Furthermore, in the face of the dangers of “a radical, militant Islamism” and of “a certain Western civilization that is secularist, hedonist, sensualist, and consumerist,” the African and other regions in the world which strive to preserve the Faith are also in need of the Church's strong moral support and guidance. “If she [the Church] failed to do that, she would dangerously compromise the future of Christianity in these regions that are forcefully challenged today,” warns the bishop. He describes the African's duty “to set ourselves apart from that postmodern civilization”; and he sees that Europe, which “openly denies its Christian roots” thus “provides a fertile breeding ground, not only for the radical atheism of postmodernism, but also for a no less radical form of Islamism.” Adoukonou rightly speaks of the “original sin of postmodernity” to which the Church should not accommodate herself. And he insists: “We must be converted to God and ask the world to convert to God's mercy. It seems to us that there is no other way.”
In this context, the bishop strongly criticizes the Instrumentum laboris for its description of the Gospels as a burden, when he says: “Wherever the document depicts the Gospel as a burden or [as] an inaccessible ideal, it is impossible for it to point to it as the final goal toward which we would like to lead so-called 'cultural values' that are described, in an astonishing rhetorical turn, as 'seeds of the Word' (no. 99). An anthropology rooted in an obligatory atheism will never be able to arrive at the New Man that Christ represents.”
Moreover, when the working document speaks of a “new sensitivity” toward those couples who live in an irregular union (section 98), Adoukonou responds with a strong indignation:
“Has this new sensitivity that is supposedly part of pastoral practice today itself been discerned in the light of the Spirit of the Crucified that we just mentioned, or is it a norm derived from the formatting of postmodern man, who, as we know, is determined to fight against God?”
In his eyes, this section “contains elements that are highly debatable and even in contradiction with Catholic doctrine.” He wonders, for example, whether we now have to “affirm a 'new sensitivity' that is now normative, recognizing 'positive aspects' in sinful situations?” The same, according to Adoukonou, applies to the idea of suddenly or gradually “finding 'seeds of the Word' in cohabitation.” He rightly points out the problem of such an expression: “If it [a civilization] has rejected God and Jesus Christ, can we still speak logically about 'seeds of the Word'?” With this important question, Adounonou ends his essay.

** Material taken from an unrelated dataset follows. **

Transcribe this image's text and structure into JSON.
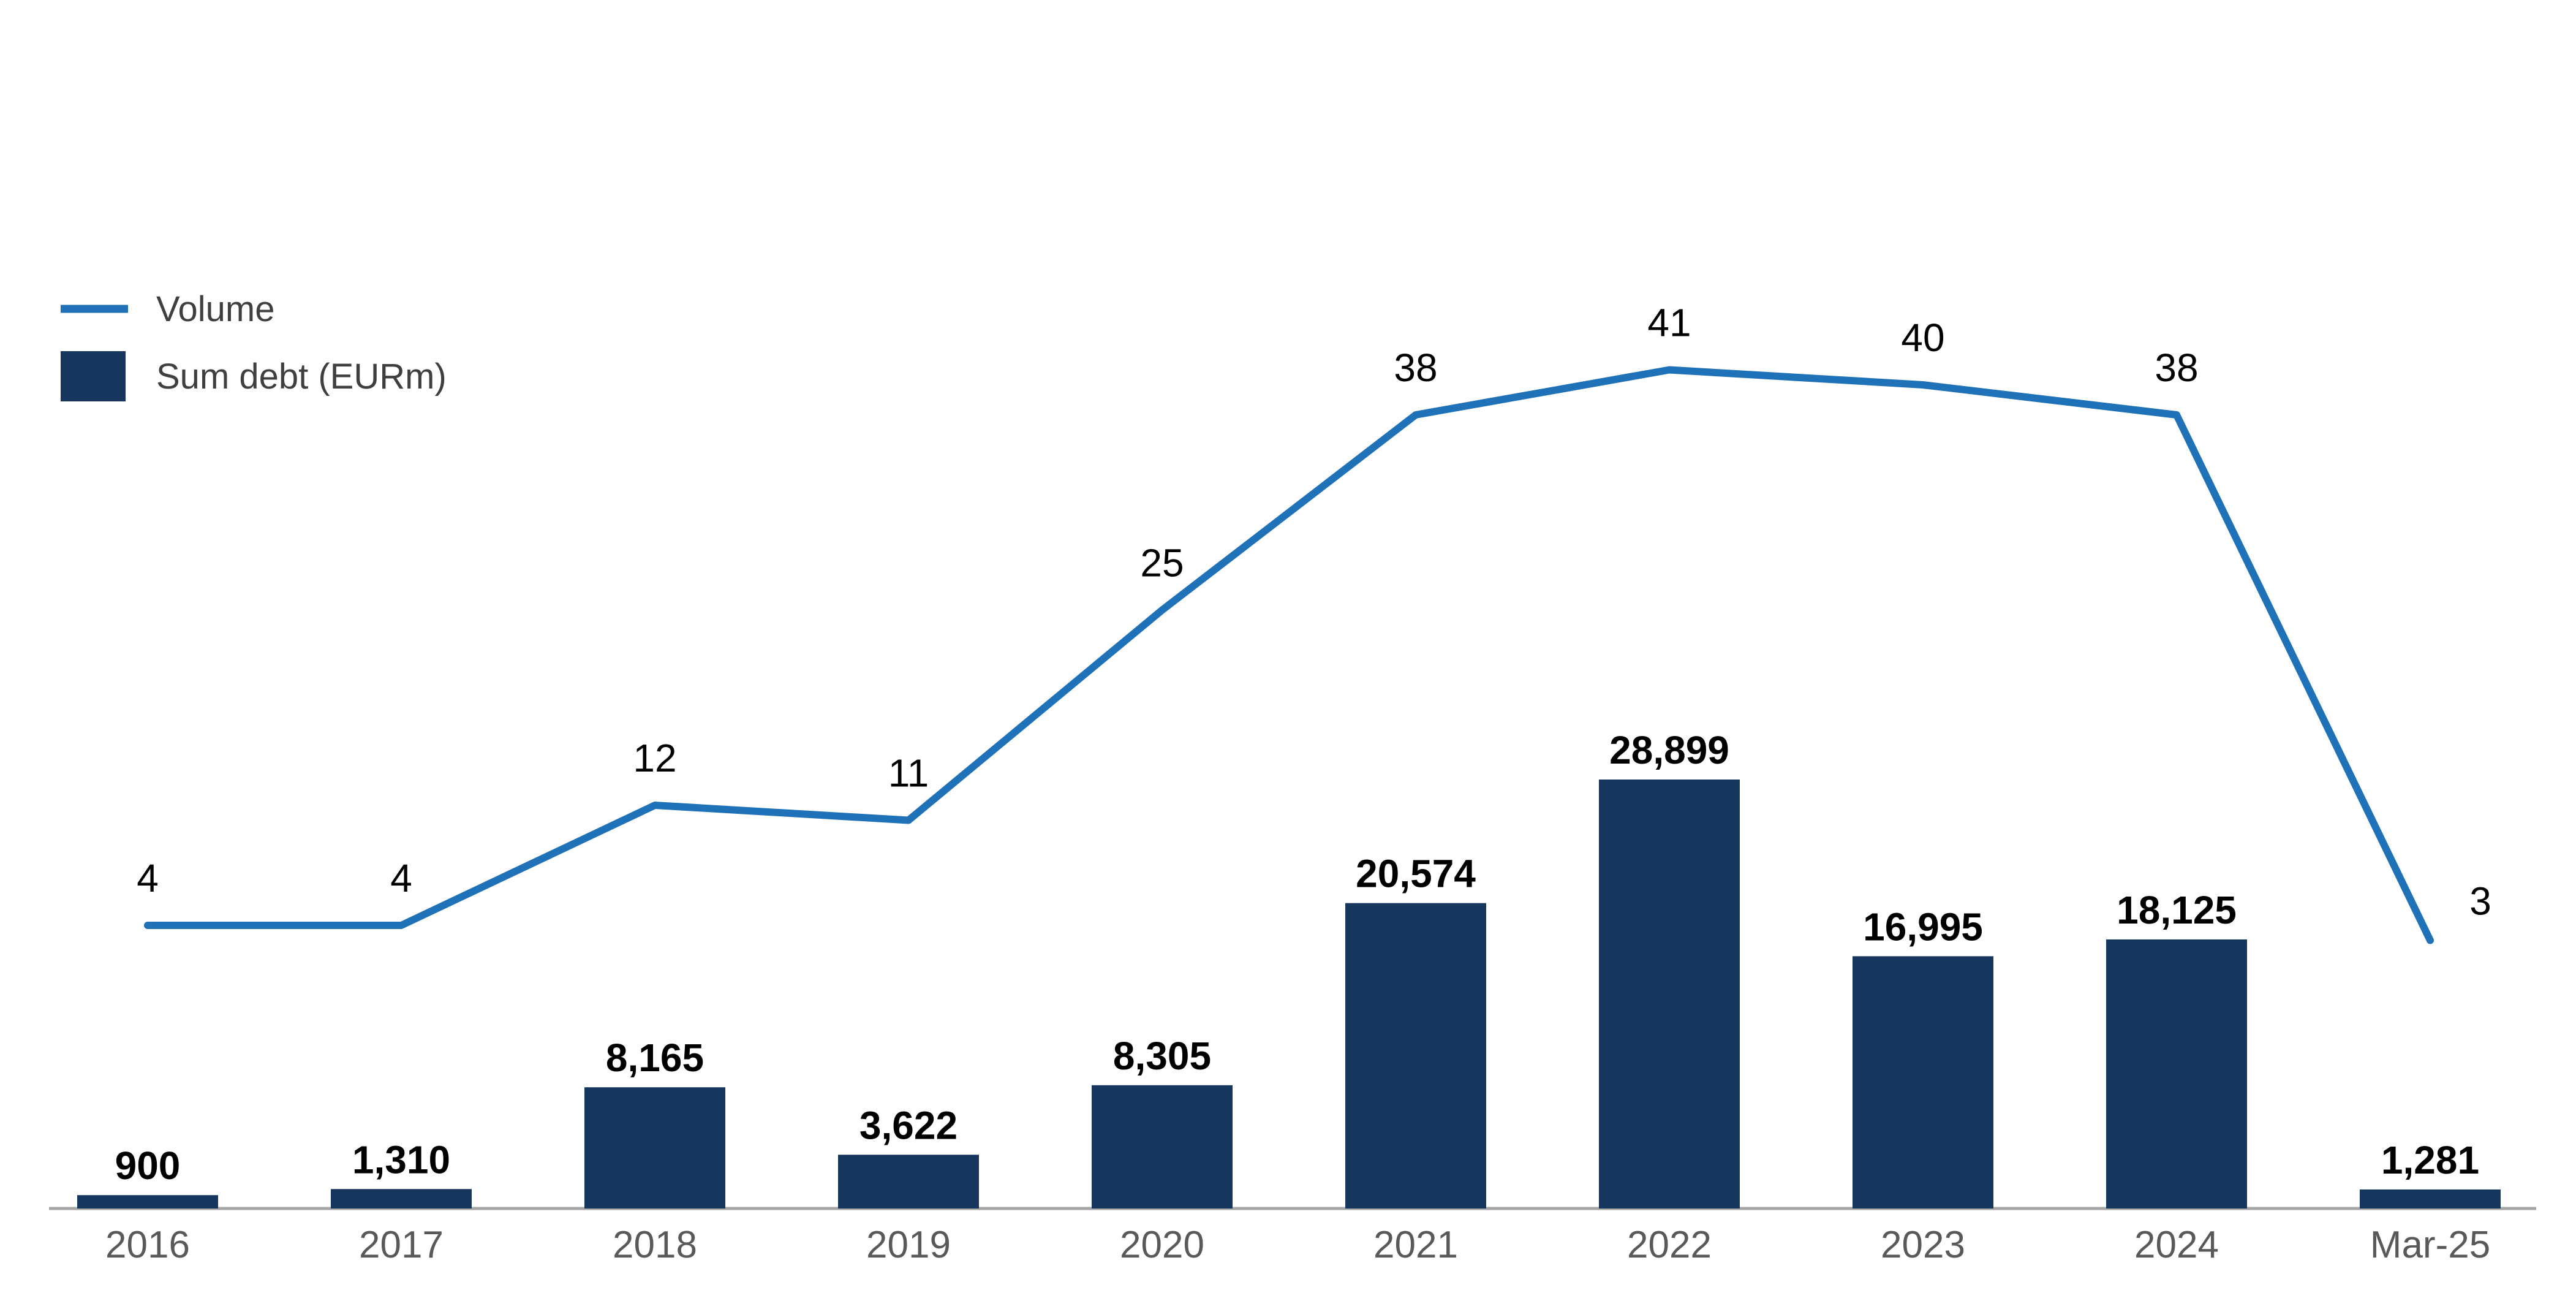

Catholics throughout the world can profit from these analyses by two wise African prelates whose starting point is Christ Crucified. With that criterion of the Faith in view, they more clearly see what is strikingly missing in these different Vatican documents that are meant to be preparatory for the upcoming Synod on the Family. Both Cardinal Sarah and Bishop Adoukonou ought to be especially honored for their strong Catholic witness and for their loyal love and courage to speak up against official Church documents that are, objectively speaking, one source of confusion and of even gradual disloyalty to the teaching of Christ.